Даже то неизбежное, что прописала там мать-Гея своей плодоносной силой и тьмою Тартара.
– Ты любишь спорить, Атропос? Я могу поспорить со всеми вами троими. Поставьте этот месяц отсрочки для умирающих жителей Дельф. А я поставлю, что вы захотите. Свой мир. Бессмертие. Свою нить – что выберете? Мы будем спорить на то, что случится, когда плоды матери-Геи, которые она выращивает на Флеграх, созреют. Когда Гиганты – лекарство против победителей Титаномахии – пойдут на Олимп, и на Олимпе не найдут лекарства от них. Давайте спорить на то, что тогда откроются врата Тартара, и вам нечего будет резать и вить, потому что не станет ни рождающихся, ни умирающих. Поспорим, останутся ли стоять эти стены, когда Олимп будет падать в руины – я поставлю на то, что вряд ли останутся. Еще можем поспорить, сколько милостей окажут вам освобожденные титаны и Гиганты: больше, чем остальным олимпийцам или поровну? Принимайте мою ставку: это будет захватывающий спор.
Пряхи молчали. С лиц у них мокрой полотняной маской сползал смех, а взамен…
Я видел это выражение на усталой физиономии Вестника, когда тот вернулся с Флегрейских полей.
Наверняка, и на моем лице что-то подобное красовалось после рассказа Гермеса.
– Вы же тоже не знаете, как их остановить, – бросил я. Вышло сипло и отрывисто.
Лахезис замотала головой с таким простодушным детским огорчением, что я чуть не расхохотался. Мать-Гея посадила в лужу вместе с Олимпийцами даже Прях.
– Мать… – тихо начала Клото. Я пожал плечами.
– Может, и она не знает.
Ананка не знает. Вездесущая, вращающая ось мира. А умирающий кентавр, которого под хорошее настроение навестила Гея, знает.
И потому вы дадите мне все, а понадобится – и больше. И будете молиться, чтобы Хирон сошел в мое царство за своего друга, славного врачевателя.
– Дадим, любимчик, – скривилась Атропос.
– Будем, любимчик, – набычилась Клото.
Лахезис – эта оказалась быстрее всех. Мойра хрустнула яблоком и осведомилась деловито:
– На что спорим – счет пойдет не меньше, чем на тысячу нитей?
[1] Арахна – лидийская ткачиха, вызвавшая на соревнования в мастерстве Афину и за это превращенная богиней в паучиху.
Сказание 9. О живых мертвецах и мертвом бессмертном
Всяких целителя болей, Асклепия петь начинаю.
Сын Аполлона, рожден Коронидою он благородной,
Флегия царственной дщерью, на пышной Дотийской равнине,
Радость великая смертных и злых облегчитель страданий.
Радуйся также и ты, о владыка! Молюсь тебе песней.
Гомер. Гимн к Асклепию
Почему здесь, над черными водами, так легко вспоминается жара?
Настоянный на соке фруктов воздух.
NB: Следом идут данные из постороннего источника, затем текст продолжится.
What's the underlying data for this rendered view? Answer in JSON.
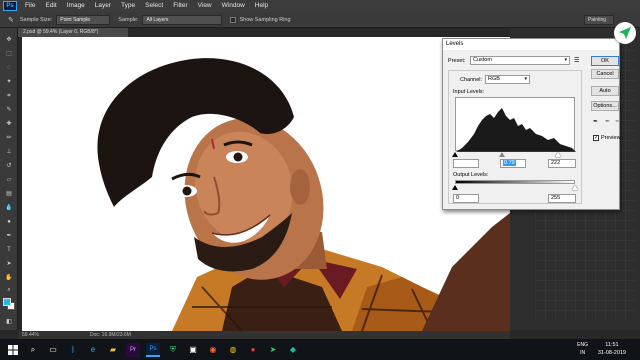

Хрустящие, ломкие листья, ящерицы, лениво выползающие в тень. Наливные гроздья винограда, ложащиеся в ладонь, как груди девушки.
Жаркое лето после дождей. Деметра, довольная встречей с дочерью, задержавшейся в подземном мире, вскармливала соками травы, а нимфочки лениво перехихикивались под деревьями: «Ах, теплынь, ах, цветы! Что-то Персефона печальная вернулась, наверное, в ссоре с супругом…»
Почему-то немного обидно, что мы тогда не поссорились.
Может, стоило обернуться. Выхватить несколько минут… часов. Обронить пару резких слов, чтобы она полыхнула медным пламенем, расколотила бы о стену пару сосудов с благовонным маслом. Закричала бы: «Ты! Со своими интригами! Со своим миром!!» Чтобы в мире хмыкали, как на Олимпе: «А, милые бранятся…»
Зря я не озаботился, может, тогда помнил бы не жаркое лето, а ее. Потому что, сколько ни вспоминаю: она повсюду, но не тогда.
Встречи мелькали жемчужинами, летящими с разорванной нитки. Смутно вспоминается: мы же совсем не говорили после визита Гермеса: так, какие-то суды…
И когда она поняла, что не может больше задерживаться, и ушла, прошептав: «И ничего не скажешь напоследок?» – я откликнулся пустыми, привычными словами.
«До скорого свидания».
Они лживы, эти слова. Прохладны, как осень вокруг меня.
Зрелая, пахнущая увяданием долгой жизни… долгого лета. И немного – тополиными листьями, которые играют в вечную осень вот уже несколько столетий.